As we approach, I begin to realize how immense they really are.
Having survived nearly 5,000 years, the pyramids at Giza are at the same time elegant, monumental, and intricately-crafted. With a difference of only 2 inches in the length of each side of the Great Pyramid, they are as much a monument to the skill of ancient engineers as to the power of the rulers who commissioned them.
With an original height of 482 feet (the top 30 plus feet are missing today), Khufu’s pyramid was both the largest and tallest of the pyramids at Giza. However, in most pictures the slightly smaller pyramid of Khufu’s son Khafre, appears larger due to its slightly elevated location. (Khafre seems to have had quite the eye for real estate.) Irregardless of the visual trickery, they are a grand and amazing sight.
For those of us who did not take the camel trip up Mount Sinai (and those who did, but want a picture of themselves on a camel), we have an opportunity for a (very) short camel ride here.
My camel is named “Michael Jackson” and he seems to be a good-natured and cooperative creature.
(For those of you who haven’t traveled in the developing world, Michael Jackson isn’t a particularly surprising name – although this is the first camel I’ve met bearing that name, I’ve met quite a few other Michael Jacksons in my limited travels. Innumerable people, most often children selling things, have identified themselves to me as various American pop culture icons.)

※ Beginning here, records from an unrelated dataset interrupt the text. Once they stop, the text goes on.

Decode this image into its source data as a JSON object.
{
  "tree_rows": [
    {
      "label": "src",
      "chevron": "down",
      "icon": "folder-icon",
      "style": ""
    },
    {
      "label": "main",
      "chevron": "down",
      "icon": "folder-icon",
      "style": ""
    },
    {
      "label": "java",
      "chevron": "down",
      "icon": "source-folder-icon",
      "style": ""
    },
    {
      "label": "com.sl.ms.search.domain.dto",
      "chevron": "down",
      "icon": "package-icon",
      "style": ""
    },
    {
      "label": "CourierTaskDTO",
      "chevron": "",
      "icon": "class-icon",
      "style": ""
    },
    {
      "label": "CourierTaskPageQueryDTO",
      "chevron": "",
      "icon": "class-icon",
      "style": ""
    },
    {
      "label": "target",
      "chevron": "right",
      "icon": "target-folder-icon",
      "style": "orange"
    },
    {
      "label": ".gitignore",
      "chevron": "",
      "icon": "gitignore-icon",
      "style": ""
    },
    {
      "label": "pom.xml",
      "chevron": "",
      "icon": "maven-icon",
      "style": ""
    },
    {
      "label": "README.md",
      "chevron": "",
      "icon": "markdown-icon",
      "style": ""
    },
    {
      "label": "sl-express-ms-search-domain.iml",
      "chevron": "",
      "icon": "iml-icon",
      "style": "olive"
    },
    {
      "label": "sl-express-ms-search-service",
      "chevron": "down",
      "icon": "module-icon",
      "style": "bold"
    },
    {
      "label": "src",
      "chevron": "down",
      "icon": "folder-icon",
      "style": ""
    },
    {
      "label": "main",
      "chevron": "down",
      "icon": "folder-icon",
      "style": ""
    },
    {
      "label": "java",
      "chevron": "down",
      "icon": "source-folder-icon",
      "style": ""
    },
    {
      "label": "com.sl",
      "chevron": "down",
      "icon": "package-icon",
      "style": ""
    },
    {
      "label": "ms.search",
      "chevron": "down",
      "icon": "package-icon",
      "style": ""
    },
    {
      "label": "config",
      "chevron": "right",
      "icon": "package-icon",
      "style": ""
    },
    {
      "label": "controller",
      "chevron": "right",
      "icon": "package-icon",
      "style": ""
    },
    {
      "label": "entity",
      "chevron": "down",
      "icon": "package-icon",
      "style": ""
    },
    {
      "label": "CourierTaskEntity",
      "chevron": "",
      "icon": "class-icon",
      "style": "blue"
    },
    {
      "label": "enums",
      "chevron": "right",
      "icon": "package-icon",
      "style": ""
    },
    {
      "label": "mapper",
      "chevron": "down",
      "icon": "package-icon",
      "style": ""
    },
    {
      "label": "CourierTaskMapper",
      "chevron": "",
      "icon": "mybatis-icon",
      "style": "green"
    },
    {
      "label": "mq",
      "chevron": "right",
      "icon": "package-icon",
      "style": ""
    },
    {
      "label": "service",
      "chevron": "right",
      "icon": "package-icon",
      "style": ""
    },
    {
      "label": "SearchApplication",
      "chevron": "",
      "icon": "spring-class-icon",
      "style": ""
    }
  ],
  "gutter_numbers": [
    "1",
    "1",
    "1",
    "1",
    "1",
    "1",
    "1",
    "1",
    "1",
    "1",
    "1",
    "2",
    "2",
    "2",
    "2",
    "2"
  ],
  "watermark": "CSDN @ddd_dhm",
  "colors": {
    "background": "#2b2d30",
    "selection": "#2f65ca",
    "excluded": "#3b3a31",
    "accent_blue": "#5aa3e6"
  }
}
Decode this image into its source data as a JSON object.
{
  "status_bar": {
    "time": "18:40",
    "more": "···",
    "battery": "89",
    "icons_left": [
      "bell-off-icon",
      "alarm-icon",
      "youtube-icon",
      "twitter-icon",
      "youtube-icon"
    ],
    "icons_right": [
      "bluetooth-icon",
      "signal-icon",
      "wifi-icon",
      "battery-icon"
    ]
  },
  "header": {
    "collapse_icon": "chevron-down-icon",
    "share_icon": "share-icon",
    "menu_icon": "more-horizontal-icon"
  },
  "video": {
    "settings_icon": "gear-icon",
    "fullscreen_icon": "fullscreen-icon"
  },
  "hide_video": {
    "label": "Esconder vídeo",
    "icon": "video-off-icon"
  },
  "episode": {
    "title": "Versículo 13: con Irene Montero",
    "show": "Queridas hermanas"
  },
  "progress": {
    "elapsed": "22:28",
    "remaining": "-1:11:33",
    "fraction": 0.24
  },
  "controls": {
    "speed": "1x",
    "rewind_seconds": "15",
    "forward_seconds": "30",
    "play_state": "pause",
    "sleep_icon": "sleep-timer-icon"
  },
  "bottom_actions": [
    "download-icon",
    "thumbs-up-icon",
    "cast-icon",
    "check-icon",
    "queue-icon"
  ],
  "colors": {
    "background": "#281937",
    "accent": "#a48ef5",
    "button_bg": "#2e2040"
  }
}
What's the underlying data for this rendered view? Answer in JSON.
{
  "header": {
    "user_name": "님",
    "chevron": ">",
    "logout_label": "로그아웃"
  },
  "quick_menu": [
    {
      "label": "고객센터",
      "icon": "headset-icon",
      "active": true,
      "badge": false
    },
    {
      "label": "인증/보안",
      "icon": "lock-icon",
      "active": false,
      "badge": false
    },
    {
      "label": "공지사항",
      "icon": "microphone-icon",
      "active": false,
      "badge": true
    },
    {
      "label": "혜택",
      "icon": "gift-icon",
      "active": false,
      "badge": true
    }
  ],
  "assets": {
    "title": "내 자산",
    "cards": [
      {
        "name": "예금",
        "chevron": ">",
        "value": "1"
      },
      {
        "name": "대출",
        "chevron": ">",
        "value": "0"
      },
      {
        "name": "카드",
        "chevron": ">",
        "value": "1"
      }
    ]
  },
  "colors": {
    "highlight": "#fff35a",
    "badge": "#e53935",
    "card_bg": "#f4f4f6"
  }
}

While we do get a marginally different view of the pyramids on our short “tour”, this is mostly an opportunity to sit on a camel and take pictures of each other sitting on camels.
It’s fun, but I wish we had time to amble through the whole area.
Instead, we head back to the Great Pyramid.
To one side is the Great Pyramid itself, to the other the pyramids of Khafre and Menkaure. Awesome.
I want to wander around and photograph the pyramids, but the Solar Boat museum also intrigues me.
The boat museum turns out to be a good choice. It is built around a reconstructed ancient boat that was found in a pit near the Great Pyramid. It took experts 14 years to reassemble the 1200 pieces that make up this 140′ cedar boat. It is both an impressive bit of reconstruction and an beautiful object.
Outside the museum again, we have to hurry to the bus to get to our next stop: The Sphinx!
The Sphinx was constructed around 2500 BC, probably under the direction of Khafre who’s temple it guards and face it shares. It was carved in-place out of a limestone outcropping that was probably left over when the better stone around was removed for use in construction. Today the Sphinx stands high above the surrounding desert, but for many centuries it sat buried up to its neck in sand.
We don’t have time to really explore here, but by now the late afternoon sky has clouded over and the wind is sending sheets of sand dancing across the landscape. It is time to call it a day.